15 Ağustos 2019 Perşembe

dreamly smooth love



Johannes Brahms piyanosu eşliğinde işkencelere ve ruhumun katliamlara katlanırcasına aziz hıncının arasında insanlığa küfürlerini savuran kırgın kalplerin M249 ‘la olan manevi arkadaşlığını bir hatırlatmak gerek. Sarışın veya siyahi ayırt etmeksizin insanlığın kan kardeşliğine şahit oluyoruz. Artık Kapitalizm ne kadar damarlarımızın içinde sirayet ettiğini algılamaktayız. Brakisefal kafaların inka çocukları ile olan münasebetini görmekteyiz. Ah çırpınan muhafazakârlık; şeriatçı babaların çocuklarını ateist yaptı. Aslında hayvanın hayvana olan ihtiyacını doğa bize seçilimin avantajlarını akılla sunmaktadır desek belki de hep yalan konuşmaların bilime gerçek sevdasını arayışlar ve kıpırdanışlar arasındaki ağır sonuç: alnımdaki çizgilerin bize söyleyeceği bir şeyler var, kısacası hayvanlar yani mukaddes hayvanlarda yorulur. İlham verdiği için Sparkie Williams’i hürmetle anıyorum. Kıymetli 12 yıllık arkadaşım M.Varinli’de ekmek teknesine böyle bir arya sanatçısı almış ve özgürlüğün yüce haykırışını duvara mıhlı kafesinde çınlatmasını sağlıyordu.. Bu dünyada hadi birbirinizi vurun ve kanlarınızdan kutsal mabed yapayım diyecek çok siyonist aynı zamanda Heinrich Himmler torunu çok kahpe vardır. Kanlarınıza susamış Deccal Şövalyeleri hep aynı çığırtkanlıklarla kurşunlardan yaptıkları ibadethanelerle çocuklarınızı bahçelerinde koşturacaklar, oysa hep aynı idi çiçeklerin içindeki tohumun kan olduğunu görmemezlikten gelenlerimiz.

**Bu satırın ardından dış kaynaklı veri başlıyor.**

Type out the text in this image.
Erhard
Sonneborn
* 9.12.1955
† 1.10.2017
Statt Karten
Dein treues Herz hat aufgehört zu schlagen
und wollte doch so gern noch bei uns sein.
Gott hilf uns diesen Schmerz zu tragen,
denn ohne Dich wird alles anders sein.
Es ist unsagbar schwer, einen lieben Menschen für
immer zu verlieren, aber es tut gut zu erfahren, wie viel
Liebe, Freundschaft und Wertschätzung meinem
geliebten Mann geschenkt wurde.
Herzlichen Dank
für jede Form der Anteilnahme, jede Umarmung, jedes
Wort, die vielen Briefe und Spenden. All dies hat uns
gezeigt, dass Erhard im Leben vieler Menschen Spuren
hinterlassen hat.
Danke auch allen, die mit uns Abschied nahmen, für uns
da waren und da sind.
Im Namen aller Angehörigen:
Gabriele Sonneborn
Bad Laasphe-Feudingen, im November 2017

Vay be ne güzel besteleri var Georg Friedrich Händel’in, ben de hayal dünyamda birisini oluşturdum ve onunla mutlu olmak için Dostoyevski’ye başvurdum. Yalanlardan kurulu bir hayatın ıztırab mahkûmu olmak için namzetliğimi tekrar ümera sınıfına gönderdim. İşte ben Eski Beylerden Ahmet Rıza, Çok sık oturduğumuz kaplan çay evinin delikanlı hadimi Erdal ağabey üstümdeki kamuflajdan ötürü “Uzici” lakabını takmıştı. Benim sevdam işte böyle çok seri atışların arasındaki, örümcek ağından ince bir yolda kafamdaki dream Nymph ile yalnız yürüyen kurgulanmış hayatın üç harflik ismi :“Uzi”.
Cana cefa kıl ya vefa
Kahrın da hoş, lutfun da hoş,
Ya derd gönder ya deva,
Kahrında hoş, lutfun da hoş.
Diyen Yunus Emre’nin hisleriyle kesinlikle aynı değil. Aynı da olmadı zaten ben Güneşi o parlak teniyle parlatan nymph'i sevdim mi Acaba? Ne maddeyi anlamışım ne manayı ben zihni perişanlığa adamış meyhane zabitlerinin dostluğunu arıyorum bu aralar.. bunların hepsi kurgu hepsi matrix mi acaba yoksa çok ilgi çekici olan ve bi o kadar mantığa şayan gelen Michael Talbot felsefesi mi?